District information
- Type: Public
- Grades: K-12
- Established: 2004
- Superintendent: Derek O’Brien
- Budget: $1.26-Billion (7 school districts combined)

Students and staff
- Students: 23,661
- Teachers: 1,796
- Staff: 139^{[citation needed]}
- Colors: Blue and White

Other information
- Website: asd-s.nbed.nb.ca

= Anglophone South School District =

School district in New Brunswick, Canada

The Anglophone South School District (ASD-S) is a public Anglophone school district in the Canadian province of New Brunswick that serves the southern part of the province, covering English-language public schools within the Saint John, Charlotte and Kings counties. The Anglophone South district is the second largest public school district in the province, with a 2022–2023 enrollment of 23,661, along with approximately 1,796 educators.

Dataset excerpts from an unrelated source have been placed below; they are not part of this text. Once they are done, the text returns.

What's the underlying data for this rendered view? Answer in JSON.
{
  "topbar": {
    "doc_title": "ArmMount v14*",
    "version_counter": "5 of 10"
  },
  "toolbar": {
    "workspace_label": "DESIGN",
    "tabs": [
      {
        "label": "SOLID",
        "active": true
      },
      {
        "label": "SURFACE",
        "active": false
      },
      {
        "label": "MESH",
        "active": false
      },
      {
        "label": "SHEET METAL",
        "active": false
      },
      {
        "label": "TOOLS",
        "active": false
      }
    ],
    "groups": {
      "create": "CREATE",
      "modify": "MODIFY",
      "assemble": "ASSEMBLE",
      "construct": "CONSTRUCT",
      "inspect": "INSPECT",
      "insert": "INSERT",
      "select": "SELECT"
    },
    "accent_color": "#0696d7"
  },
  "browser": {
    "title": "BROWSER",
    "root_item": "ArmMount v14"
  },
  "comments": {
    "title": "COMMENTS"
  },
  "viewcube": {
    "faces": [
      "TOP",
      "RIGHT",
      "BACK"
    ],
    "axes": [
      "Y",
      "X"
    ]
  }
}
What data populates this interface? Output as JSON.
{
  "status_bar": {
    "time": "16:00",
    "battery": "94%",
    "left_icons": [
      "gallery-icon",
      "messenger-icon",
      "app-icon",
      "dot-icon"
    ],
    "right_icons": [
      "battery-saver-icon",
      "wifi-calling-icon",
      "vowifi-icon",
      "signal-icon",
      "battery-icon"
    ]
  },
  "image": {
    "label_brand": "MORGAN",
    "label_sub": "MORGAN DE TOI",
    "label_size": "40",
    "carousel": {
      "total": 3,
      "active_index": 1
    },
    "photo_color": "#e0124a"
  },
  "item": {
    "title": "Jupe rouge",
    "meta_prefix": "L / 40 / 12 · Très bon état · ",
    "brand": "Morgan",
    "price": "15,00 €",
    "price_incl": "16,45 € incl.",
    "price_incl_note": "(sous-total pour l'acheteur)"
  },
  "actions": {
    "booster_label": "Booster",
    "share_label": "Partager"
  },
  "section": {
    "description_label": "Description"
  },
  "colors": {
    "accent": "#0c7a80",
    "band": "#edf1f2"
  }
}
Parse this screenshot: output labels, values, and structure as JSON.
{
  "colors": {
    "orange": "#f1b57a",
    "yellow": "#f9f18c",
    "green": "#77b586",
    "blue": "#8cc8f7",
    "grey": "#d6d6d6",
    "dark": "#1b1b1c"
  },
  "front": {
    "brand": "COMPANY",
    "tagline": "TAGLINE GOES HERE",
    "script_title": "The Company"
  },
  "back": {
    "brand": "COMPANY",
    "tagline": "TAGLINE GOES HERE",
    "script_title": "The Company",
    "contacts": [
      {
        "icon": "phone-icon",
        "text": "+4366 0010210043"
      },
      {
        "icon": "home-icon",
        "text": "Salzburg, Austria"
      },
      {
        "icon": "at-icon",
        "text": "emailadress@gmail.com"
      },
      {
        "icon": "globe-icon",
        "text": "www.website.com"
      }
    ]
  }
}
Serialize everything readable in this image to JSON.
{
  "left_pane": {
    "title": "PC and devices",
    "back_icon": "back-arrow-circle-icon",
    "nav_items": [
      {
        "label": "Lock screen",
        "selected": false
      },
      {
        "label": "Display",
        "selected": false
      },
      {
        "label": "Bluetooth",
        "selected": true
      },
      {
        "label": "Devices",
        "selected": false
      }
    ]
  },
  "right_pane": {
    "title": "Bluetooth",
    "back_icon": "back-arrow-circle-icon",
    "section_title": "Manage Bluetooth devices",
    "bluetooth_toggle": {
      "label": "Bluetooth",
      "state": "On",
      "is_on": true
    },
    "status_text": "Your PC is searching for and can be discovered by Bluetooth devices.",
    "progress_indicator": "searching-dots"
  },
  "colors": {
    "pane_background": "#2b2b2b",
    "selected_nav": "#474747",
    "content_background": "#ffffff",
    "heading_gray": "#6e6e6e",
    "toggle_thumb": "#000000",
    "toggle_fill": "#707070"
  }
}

ASD-S has 69 public schools ranging from kindergarten to twelfth grade levels.

Anglophone South is headquartered in Saint John. The district is sub-divided into 3 regions, called "education centres", Hampton (Former District 6), Saint John (Former District 8), and St. Stephen (Former District 10). The current superintendent of the district is Derek O’Brien.

== History ==
In September 2023, the Anglophone South School District introduced the use of six electric school buses, produced by LION, with an additional four being provided at a later date.